India Must Accept 1950 Treaty Revisions to Solve Nepal Border Row - Eminent Persons' Group Member

In his Dussehra greetings to India's Prime Minister Narendra Modi last week, Nepal's Prime Minister KP Sharma Oli stood by an old map of Nepal showing the disputed regions of Lipulekh, Kalapani and Limpiyadhura within Indian borders. However, after a furious backlash he blamed a technical glitch for the older map being shown.

India-Nepal Eminent Persons' Group (EPG) member Mahendra Lama has called on New Delhi to accept revisions to the 1950 Treaty of Peace and Friendship with Kathmandu to help solve the border dispute and other differences between the two nations.

"The EPG report has far-reaching implications. They will take care of the border friction and build and consolidate ties between Nepal and India," Lama told Sputnik. He is also an academic at the Centre for South Asian Studies at New Delhi-based Jawaharlal Nehru University (JNU).
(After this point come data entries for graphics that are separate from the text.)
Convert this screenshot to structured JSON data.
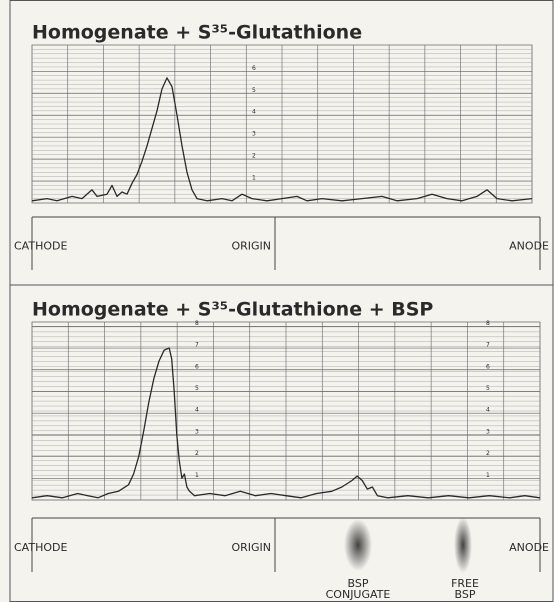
{
  "chart_data": [
    {
      "type": "line",
      "title": "Homogenate + S³⁵-Glutathione",
      "xlim": [
        0,
        100
      ],
      "ylim": [
        0,
        7.2
      ],
      "yticks": [
        1,
        2,
        3,
        4,
        5,
        6
      ],
      "color": "#2a2a2a",
      "grid": true,
      "x": [
        0,
        3,
        5,
        8,
        10,
        12,
        13,
        15,
        16,
        17,
        18,
        19,
        20,
        21,
        22,
        23,
        24,
        25,
        26,
        27,
        28,
        29,
        30,
        31,
        32,
        33,
        35,
        38,
        40,
        42,
        44,
        47,
        50,
        53,
        55,
        58,
        62,
        66,
        70,
        73,
        77,
        80,
        83,
        86,
        89,
        91,
        93,
        96,
        100
      ],
      "values": [
        0.1,
        0.2,
        0.1,
        0.3,
        0.2,
        0.6,
        0.3,
        0.4,
        0.8,
        0.3,
        0.5,
        0.4,
        0.9,
        1.3,
        1.9,
        2.6,
        3.4,
        4.2,
        5.2,
        5.7,
        5.3,
        4.0,
        2.6,
        1.4,
        0.6,
        0.2,
        0.1,
        0.2,
        0.1,
        0.4,
        0.2,
        0.1,
        0.2,
        0.3,
        0.1,
        0.2,
        0.1,
        0.2,
        0.3,
        0.1,
        0.2,
        0.4,
        0.2,
        0.1,
        0.3,
        0.6,
        0.2,
        0.1,
        0.2
      ],
      "labels": [
        "CATHODE",
        "ORIGIN",
        "ANODE"
      ]
    },
    {
      "type": "line",
      "title": "Homogenate + S³⁵-Glutathione + BSP",
      "xlim": [
        0,
        100
      ],
      "ylim": [
        0,
        8.2
      ],
      "yticks": [
        1,
        2,
        3,
        4,
        5,
        6,
        7,
        8
      ],
      "color": "#2a2a2a",
      "grid": true,
      "x": [
        0,
        3,
        6,
        9,
        11,
        13,
        15,
        17,
        19,
        20,
        21,
        22,
        23,
        24,
        25,
        26,
        27,
        27.5,
        28,
        28.5,
        29,
        29.5,
        30,
        30.5,
        31,
        32,
        35,
        38,
        41,
        44,
        47,
        50,
        53,
        56,
        59,
        61,
        63,
        64,
        65,
        66,
        67,
        68,
        70,
        74,
        78,
        82,
        86,
        90,
        94,
        97,
        100
      ],
      "values": [
        0.1,
        0.2,
        0.1,
        0.3,
        0.2,
        0.1,
        0.3,
        0.4,
        0.7,
        1.2,
        2.0,
        3.2,
        4.5,
        5.6,
        6.4,
        6.9,
        7.0,
        6.5,
        5.0,
        3.0,
        1.8,
        1.0,
        1.2,
        0.6,
        0.4,
        0.2,
        0.3,
        0.2,
        0.4,
        0.2,
        0.3,
        0.2,
        0.1,
        0.3,
        0.4,
        0.6,
        0.9,
        1.1,
        0.9,
        0.5,
        0.6,
        0.2,
        0.1,
        0.2,
        0.1,
        0.2,
        0.1,
        0.2,
        0.1,
        0.2,
        0.1
      ],
      "labels": [
        "CATHODE",
        "ORIGIN",
        "ANODE"
      ],
      "annotations": [
        [
          "BSP",
          "CONJUGATE"
        ],
        [
          "FREE",
          "BSP"
        ]
      ]
    }
  ]
}
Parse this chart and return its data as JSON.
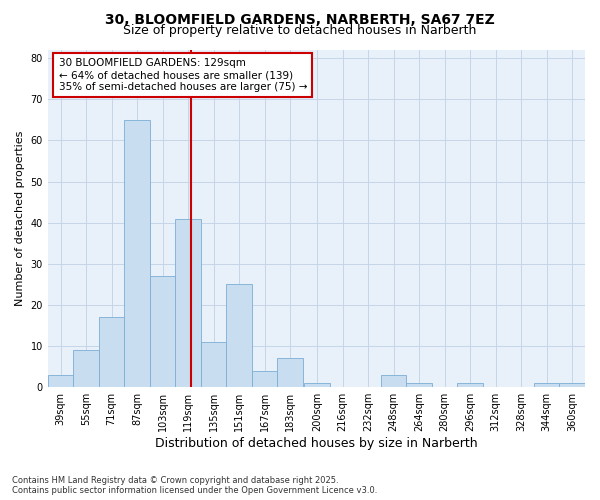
{
  "title_line1": "30, BLOOMFIELD GARDENS, NARBERTH, SA67 7EZ",
  "title_line2": "Size of property relative to detached houses in Narberth",
  "xlabel": "Distribution of detached houses by size in Narberth",
  "ylabel": "Number of detached properties",
  "annotation_line1": "30 BLOOMFIELD GARDENS: 129sqm",
  "annotation_line2": "← 64% of detached houses are smaller (139)",
  "annotation_line3": "35% of semi-detached houses are larger (75) →",
  "property_size": 129,
  "bins_left": [
    39,
    55,
    71,
    87,
    103,
    119,
    135,
    151,
    167,
    183,
    200,
    216,
    232,
    248,
    264,
    280,
    296,
    312,
    328,
    344,
    360
  ],
  "bin_width": 16,
  "bar_values": [
    3,
    9,
    17,
    65,
    27,
    41,
    11,
    25,
    4,
    7,
    1,
    0,
    0,
    3,
    1,
    0,
    1,
    0,
    0,
    1,
    1
  ],
  "bar_color": "#c8ddf0",
  "bar_edgecolor": "#7bafd4",
  "vline_color": "#cc0000",
  "vline_x": 129,
  "box_edgecolor": "#cc0000",
  "plot_bg_color": "#e8f0fa",
  "fig_bg_color": "#ffffff",
  "grid_color": "#c5d5e8",
  "ylim_max": 82,
  "yticks": [
    0,
    10,
    20,
    30,
    40,
    50,
    60,
    70,
    80
  ],
  "footer": "Contains HM Land Registry data © Crown copyright and database right 2025.\nContains public sector information licensed under the Open Government Licence v3.0.",
  "title_fontsize": 10,
  "subtitle_fontsize": 9,
  "xlabel_fontsize": 9,
  "ylabel_fontsize": 8,
  "tick_fontsize": 7,
  "annotation_fontsize": 7.5,
  "footer_fontsize": 6
}
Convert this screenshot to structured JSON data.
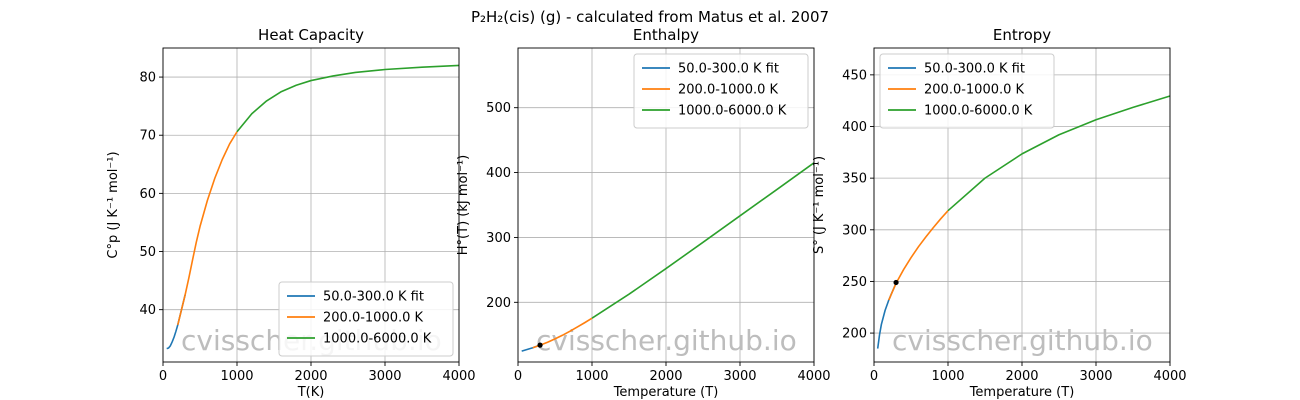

The EPG, which has eight members - four from each country - was founded in 2016 during a visit by Nepal’s Prime Minister KP Sharma Oli to India. The intergovernmental panel, tasked with the agenda of looking into friction between the two neighbours, came out with a report in 2018 after having met eight times in two years.

Lama said the major recommendation by the EPG was to revise the 1950 Treaty of Peace and Friendship, which forms the basis of the ties between Nepal and India.

Although Lama was sorry that the report's findings had yet to be submitted to the Indian government, he also warned that bilateral ties couldn’t remain "frozen in time" forever. “The EPG report addresses the overall relationship and brings it up to date with current realities,” he explained.

Nepalese officials have often complained about Modi’s refusal to “formally accept” the report. “With the re-opening of high-level engagements between the two countries, I hope that the report should be officially submitted in the next six months,” reckoned Lama.

He said that the 1950 treaty clause specifying Nepal could only import heavy weapons from India had been removed from the revised agreement.

Lama dismissed concerns that diversification of Kathmandu’s defence ties with Beijing at a time when militaries from India and China were engaged in a five-month-long border stand-off would “hurt” India’s interests.

“We have factored in all the pros and cons of revising some of the old treaty clauses, which have become obsolete,” he said.

Lama's remarks come days ahead of a visit by Indian Army Chief General Manoj Mukund Naravane to Nepal, where he is set to receive the rank of Honorary General of the Nepalese Army by President Bidhya Devi Bhandari.

Last week, the head of India’s external intelligence Research and Analysis agency also paid a visit to Kathmandu and he called upon Oli.

The visit marks a breakthrough in bilateral ties after months of acrimony in the wake of Nepal Parliament approving a map showing three border regions, controlled by India, as part of Kathmandu’s jurisdiction.

Nepalese leadership has taken India to task for building a road through the dispute territory, which lies at the junction of India, China and Nepal. The new road, opened by India’s Defence Minister Rajnath Singh in May this year, cut the travel time between the Indian state of Uttarakhand and the Hindu holy site of Kailash Mansarovar, located in China’s Tibet Autonomous Region.